The bravery and determination of those students is honored in a Tennessee state historical marker on the LeMoyne-Owen College campus, between Brownlee Hall and the Hollis F. Price Library, at 807 Walker Ave.
The official dedication of the marker will be part of the college’s Black History Month Chapel at 11 a.m., Wednesday, Feb. 6, at Metropolitan Baptist Church at 767Walker Ave.
Dr. Douglas Scarboro, senior vice president and regional executive of the Memphis Branch of the Federal Reserve Bank of St. Louis is the chapel’s keynote speaker.
LeMoyne-Owen College will host the National Black College Alumni Hall of Fame Foundation’s Legacy Lecture Series Wednesday, Feb. 13, 11 a.m.-1 p.m. in the Little Theater in the Alma C. Hanson Student Center.
The theme of the lecture, presented by Wells Fargo, is “Defining Who We Are.” It will tackle topics ranging from social media: protect your image, civil rights and legacy leadership, and ethics in leadership.
The nonprofit National Black College Alumni Hall of Fame Foundation was founded in 1986 by members of the National Council of Alumni Associations.
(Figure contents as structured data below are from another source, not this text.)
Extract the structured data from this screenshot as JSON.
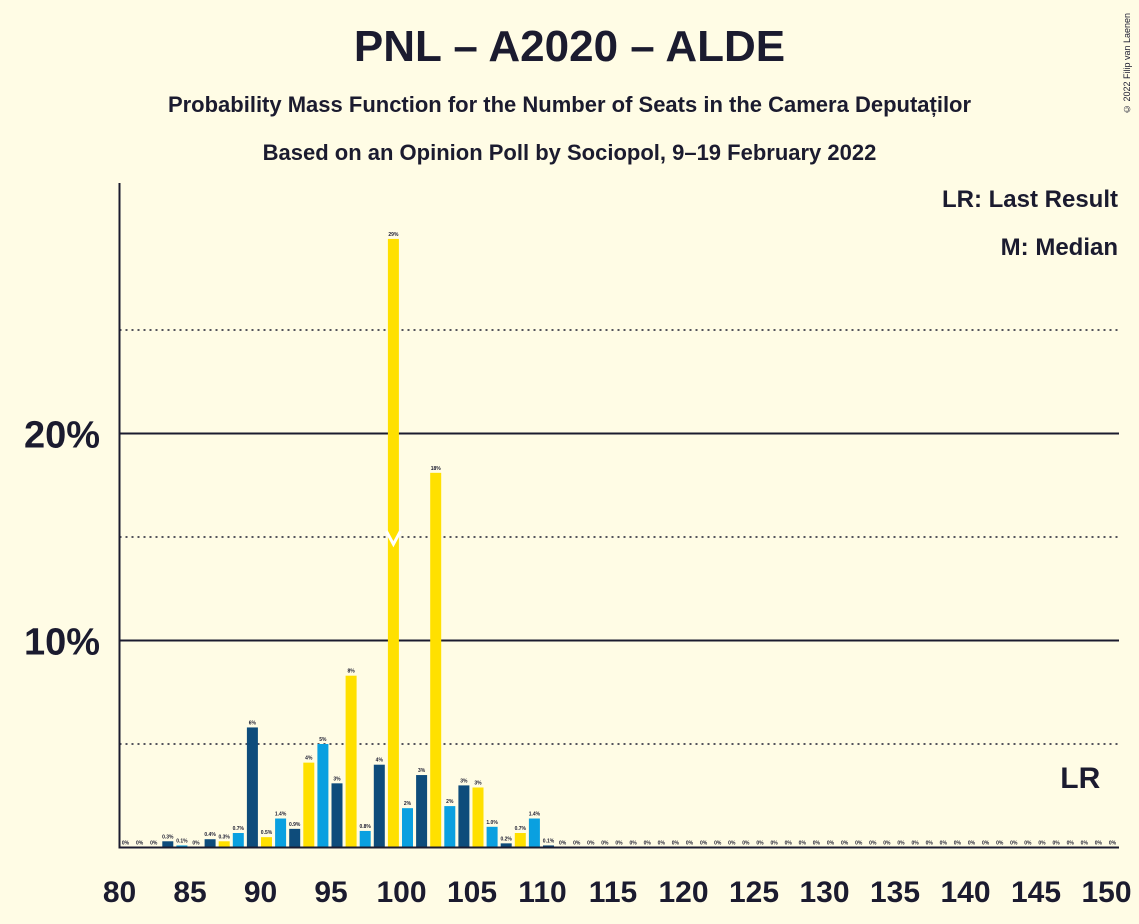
{
  "title": "PNL – A2020 – ALDE",
  "subtitle_line1": "Probability Mass Function for the Number of Seats in the Camera Deputaților",
  "subtitle_line2": "Based on an Opinion Poll by Sociopol, 9–19 February 2022",
  "copyright": "© 2022 Filip van Laenen",
  "legend": {
    "last_result": "LR: Last Result",
    "median": "M: Median"
  },
  "colors": {
    "background": "#FFFCE5",
    "dark_blue": "#0E4C7B",
    "light_blue": "#0AA0E0",
    "yellow": "#FFE000",
    "text": "#1B1B2F"
  },
  "chart_data": {
    "type": "bar",
    "x": [
      80,
      81,
      82,
      83,
      84,
      85,
      86,
      87,
      88,
      89,
      90,
      91,
      92,
      93,
      94,
      95,
      96,
      97,
      98,
      99,
      100,
      101,
      102,
      103,
      104,
      105,
      106,
      107,
      108,
      109,
      110,
      111,
      112,
      113,
      114,
      115,
      116,
      117,
      118,
      119,
      120,
      121,
      122,
      123,
      124,
      125,
      126,
      127,
      128,
      129,
      130,
      131,
      132,
      133,
      134,
      135,
      136,
      137,
      138,
      139,
      140,
      141,
      142,
      143,
      144,
      145,
      146,
      147,
      148,
      149,
      150
    ],
    "values": [
      0,
      0,
      0,
      0.3,
      0.1,
      0,
      0.4,
      0.3,
      0.7,
      5.8,
      0.5,
      1.4,
      0.9,
      4.1,
      5.0,
      3.1,
      8.3,
      0.8,
      4.0,
      29.4,
      1.9,
      3.5,
      18.1,
      2.0,
      3.0,
      2.9,
      1.0,
      0.2,
      0.7,
      1.4,
      0.1,
      0,
      0,
      0,
      0,
      0,
      0,
      0,
      0,
      0,
      0,
      0,
      0,
      0,
      0,
      0,
      0,
      0,
      0,
      0,
      0,
      0,
      0,
      0,
      0,
      0,
      0,
      0,
      0,
      0,
      0,
      0,
      0,
      0,
      0,
      0,
      0,
      0,
      0,
      0,
      0
    ],
    "labels": [
      "0%",
      "0%",
      "0%",
      "0.3%",
      "0.1%",
      "0%",
      "0.4%",
      "0.3%",
      "0.7%",
      "6%",
      "0.5%",
      "1.4%",
      "0.9%",
      "4%",
      "5%",
      "3%",
      "8%",
      "0.8%",
      "4%",
      "29%",
      "2%",
      "3%",
      "18%",
      "2%",
      "3%",
      "3%",
      "1.0%",
      "0.2%",
      "0.7%",
      "1.4%",
      "0.1%",
      "0%",
      "0%",
      "0%",
      "0%",
      "0%",
      "0%",
      "0%",
      "0%",
      "0%",
      "0%",
      "0%",
      "0%",
      "0%",
      "0%",
      "0%",
      "0%",
      "0%",
      "0%",
      "0%",
      "0%",
      "0%",
      "0%",
      "0%",
      "0%",
      "0%",
      "0%",
      "0%",
      "0%",
      "0%",
      "0%",
      "0%",
      "0%",
      "0%",
      "0%",
      "0%",
      "0%",
      "0%",
      "0%",
      "0%",
      "0%"
    ],
    "bar_colors": [
      "#0AA0E0",
      "#FFE000",
      "#0E4C7B",
      "#0E4C7B",
      "#0AA0E0",
      "#FFE000",
      "#0E4C7B",
      "#FFE000",
      "#0AA0E0",
      "#0E4C7B",
      "#FFE000",
      "#0AA0E0",
      "#0E4C7B",
      "#FFE000",
      "#0AA0E0",
      "#0E4C7B",
      "#FFE000",
      "#0AA0E0",
      "#0E4C7B",
      "#FFE000",
      "#0AA0E0",
      "#0E4C7B",
      "#FFE000",
      "#0AA0E0",
      "#0E4C7B",
      "#FFE000",
      "#0AA0E0",
      "#0E4C7B",
      "#FFE000",
      "#0AA0E0",
      "#0E4C7B",
      "#FFE000",
      "#0AA0E0",
      "#0E4C7B",
      "#FFE000",
      "#0AA0E0",
      "#0E4C7B",
      "#FFE000",
      "#0AA0E0",
      "#0E4C7B",
      "#FFE000",
      "#0AA0E0",
      "#0E4C7B",
      "#FFE000",
      "#0AA0E0",
      "#0E4C7B",
      "#FFE000",
      "#0AA0E0",
      "#0E4C7B",
      "#FFE000",
      "#0AA0E0",
      "#0E4C7B",
      "#FFE000",
      "#0AA0E0",
      "#0E4C7B",
      "#FFE000",
      "#0AA0E0",
      "#0E4C7B",
      "#FFE000",
      "#0AA0E0",
      "#0E4C7B",
      "#FFE000",
      "#0AA0E0",
      "#0E4C7B",
      "#FFE000",
      "#0AA0E0",
      "#0E4C7B",
      "#FFE000",
      "#0AA0E0",
      "#0E4C7B",
      "#FFE000"
    ],
    "x_ticks": [
      "80",
      "85",
      "90",
      "95",
      "100",
      "105",
      "110",
      "115",
      "120",
      "125",
      "130",
      "135",
      "140",
      "145",
      "150"
    ],
    "y_ticks": [
      "10%",
      "20%"
    ],
    "ylim": [
      0,
      30
    ],
    "solid_gridlines": [
      10,
      20
    ],
    "dotted_gridlines": [
      5,
      15,
      25
    ],
    "median": {
      "seat": 99,
      "label": "M"
    },
    "last_result": {
      "seat": 148,
      "label": "LR"
    }
  }
}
The foundation is dedicated to sustaining and growing Historically Black Colleges and Universities (HBCU’s) through alumni recognition, scholarships, training and technical assistance, and programs to promote humanitarian involvement.
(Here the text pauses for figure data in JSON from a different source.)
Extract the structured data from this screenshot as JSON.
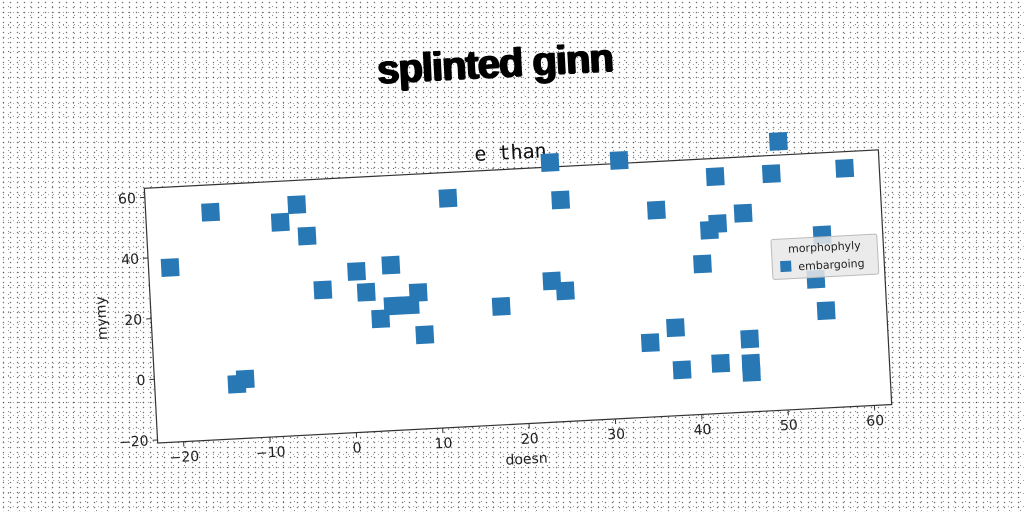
{
  "title": "splinted ginn",
  "chart_data": {
    "type": "scatter",
    "subtitle": "e than",
    "xlabel": "doesn",
    "ylabel": "mymy",
    "xlim": [
      -23,
      62
    ],
    "ylim": [
      -21,
      63
    ],
    "xticks": [
      -20,
      -10,
      0,
      10,
      20,
      30,
      40,
      50,
      60
    ],
    "yticks": [
      -20,
      0,
      20,
      40,
      60
    ],
    "grid": false,
    "legend": {
      "title": "morphophyly",
      "position": "right"
    },
    "series": [
      {
        "name": "embargoing",
        "color": "#2878b5",
        "marker": "square",
        "points": [
          [
            -20.5,
            36.5
          ],
          [
            -15.5,
            54
          ],
          [
            -13.5,
            -3
          ],
          [
            -12.5,
            -1.5
          ],
          [
            -7.5,
            49.5
          ],
          [
            -5.5,
            55
          ],
          [
            -4.5,
            44.5
          ],
          [
            -3,
            26.5
          ],
          [
            1,
            32
          ],
          [
            2,
            25
          ],
          [
            3.5,
            16
          ],
          [
            5,
            33.5
          ],
          [
            5,
            20
          ],
          [
            7,
            20
          ],
          [
            8,
            24
          ],
          [
            8.5,
            10
          ],
          [
            12,
            54.5
          ],
          [
            17.5,
            18
          ],
          [
            23.5,
            25.5
          ],
          [
            24,
            64.5
          ],
          [
            25,
            22
          ],
          [
            25,
            52
          ],
          [
            32,
            64
          ],
          [
            34.5,
            3.5
          ],
          [
            36,
            47
          ],
          [
            37.5,
            8
          ],
          [
            38,
            -6
          ],
          [
            41,
            28.5
          ],
          [
            42,
            39.5
          ],
          [
            42.5,
            -4.5
          ],
          [
            43,
            41.5
          ],
          [
            43,
            57
          ],
          [
            46,
            44.5
          ],
          [
            46,
            3
          ],
          [
            46,
            -5
          ],
          [
            46,
            -8
          ],
          [
            49.5,
            57
          ],
          [
            50.5,
            67.5
          ],
          [
            54,
            21.5
          ],
          [
            55,
            36
          ],
          [
            55,
            11
          ],
          [
            58,
            57.5
          ]
        ]
      }
    ]
  }
}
The lecture series is held on several Historically Black College and University (HBCU) campuses during the school year. Its goal is to expose students to resources, talents and expertise of educators, scholars, researchers, celebrities, behaviorists and practitioners who share their collective wisdom, knowledge and experiences with the next generation of leaders.
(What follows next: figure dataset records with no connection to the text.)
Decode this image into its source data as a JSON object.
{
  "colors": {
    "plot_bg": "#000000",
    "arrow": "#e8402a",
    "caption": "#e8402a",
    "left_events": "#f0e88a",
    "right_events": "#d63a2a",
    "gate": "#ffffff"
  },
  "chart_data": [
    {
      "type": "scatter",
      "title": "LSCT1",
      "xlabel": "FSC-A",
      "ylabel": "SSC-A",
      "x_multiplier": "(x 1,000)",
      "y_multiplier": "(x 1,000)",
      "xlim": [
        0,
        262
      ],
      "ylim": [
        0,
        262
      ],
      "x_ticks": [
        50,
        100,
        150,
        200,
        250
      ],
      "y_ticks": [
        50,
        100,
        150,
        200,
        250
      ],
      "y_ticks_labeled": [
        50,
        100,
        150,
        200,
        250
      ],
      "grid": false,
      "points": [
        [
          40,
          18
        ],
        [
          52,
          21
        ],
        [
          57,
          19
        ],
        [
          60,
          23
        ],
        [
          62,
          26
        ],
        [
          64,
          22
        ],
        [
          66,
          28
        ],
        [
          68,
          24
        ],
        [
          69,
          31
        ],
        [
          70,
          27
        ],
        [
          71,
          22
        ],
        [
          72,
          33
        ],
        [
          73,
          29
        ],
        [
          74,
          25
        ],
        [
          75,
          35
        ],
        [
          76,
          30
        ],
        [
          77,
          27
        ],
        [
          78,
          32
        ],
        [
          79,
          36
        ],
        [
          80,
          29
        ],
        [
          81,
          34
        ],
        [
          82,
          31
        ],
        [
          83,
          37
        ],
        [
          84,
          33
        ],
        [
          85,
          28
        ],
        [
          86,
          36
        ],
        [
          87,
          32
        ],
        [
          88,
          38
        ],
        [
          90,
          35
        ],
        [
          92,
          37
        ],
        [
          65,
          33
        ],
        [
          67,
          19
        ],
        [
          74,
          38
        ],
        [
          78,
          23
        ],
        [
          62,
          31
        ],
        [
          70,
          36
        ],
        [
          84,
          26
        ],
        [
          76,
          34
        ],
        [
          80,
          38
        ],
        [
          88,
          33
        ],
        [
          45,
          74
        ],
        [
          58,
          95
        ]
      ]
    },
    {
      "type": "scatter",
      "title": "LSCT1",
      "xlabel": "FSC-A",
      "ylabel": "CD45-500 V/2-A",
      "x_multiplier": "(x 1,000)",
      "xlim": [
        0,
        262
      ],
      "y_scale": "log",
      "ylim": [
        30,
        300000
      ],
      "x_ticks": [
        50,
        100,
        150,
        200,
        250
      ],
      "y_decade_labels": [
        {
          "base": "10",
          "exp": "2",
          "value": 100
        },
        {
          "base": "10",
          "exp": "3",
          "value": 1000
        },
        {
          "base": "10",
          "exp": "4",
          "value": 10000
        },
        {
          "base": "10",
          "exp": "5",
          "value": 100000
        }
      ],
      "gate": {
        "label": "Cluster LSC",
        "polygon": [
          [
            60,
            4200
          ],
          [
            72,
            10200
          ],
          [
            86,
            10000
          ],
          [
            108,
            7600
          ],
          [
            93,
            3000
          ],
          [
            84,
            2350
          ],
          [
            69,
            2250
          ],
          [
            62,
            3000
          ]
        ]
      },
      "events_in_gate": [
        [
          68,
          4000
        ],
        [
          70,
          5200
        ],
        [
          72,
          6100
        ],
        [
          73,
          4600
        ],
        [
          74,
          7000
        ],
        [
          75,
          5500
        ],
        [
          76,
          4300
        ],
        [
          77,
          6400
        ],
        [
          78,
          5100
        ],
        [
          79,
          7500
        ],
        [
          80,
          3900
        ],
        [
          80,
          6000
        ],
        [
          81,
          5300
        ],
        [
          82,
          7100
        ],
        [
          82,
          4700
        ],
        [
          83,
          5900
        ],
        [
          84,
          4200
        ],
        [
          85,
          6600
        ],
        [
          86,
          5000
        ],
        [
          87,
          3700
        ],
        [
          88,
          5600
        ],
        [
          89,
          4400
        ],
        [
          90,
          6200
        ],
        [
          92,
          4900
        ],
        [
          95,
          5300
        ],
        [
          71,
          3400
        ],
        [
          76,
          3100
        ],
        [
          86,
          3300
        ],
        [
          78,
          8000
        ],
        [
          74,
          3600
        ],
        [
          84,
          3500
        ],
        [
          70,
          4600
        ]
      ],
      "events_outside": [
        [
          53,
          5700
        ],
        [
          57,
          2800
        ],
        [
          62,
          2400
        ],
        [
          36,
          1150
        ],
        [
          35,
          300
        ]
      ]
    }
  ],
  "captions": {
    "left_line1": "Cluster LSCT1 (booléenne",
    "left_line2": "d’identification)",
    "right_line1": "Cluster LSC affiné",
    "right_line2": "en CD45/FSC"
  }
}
Panelists for Wednesday’s program are Thomas W. Dortch Jr., NBAC Hall of Fame chair; Jamila Mustafa, MTV and BET Networks, iHeart Media and ESPN personality; Stevie Briggs Jr., former NFL player and actor; Anta Sallah Njie, 2018-2019 Miss NBCA Hall of Fame; Hank Stewart, author and poet; Natalie Purham, 2018-2019 Miss LeMoyne-Owen College, and Karim Muhammad, LOC SGA president.
A round table discussion with LOC student leaders from 9 a.m. to 10 a.m. will precede the 11 a.m, program.
For 61 years, members of Memphis’ faith community have partnered with LeMoyne-Owen College to stage the International Tea, a major fundraiser for the college and a culinary treat featuring foods from various countries.
This year’s event will be held at 4 p.m. Sunday, Feb. 17, at Metropolitan Baptist Church, 767 Walker Ave., next door to the college.
The Tea is an important partnership between area churches and LOC, regarding advocacy and financial support for the 157-year-old college. Participating churches prepare foods from different countries.
Last year’s International Tea raised some $28,000 for scholarships.
The International Tea was founded by the late Dr. Benjamin L. Hooks, who, according to LOC President Andrea Lewis Miller, “understood the invaluable role and tradition the faith community has played in the life of Historically Black Colleges and Universities like LeMoyne-Owen College.”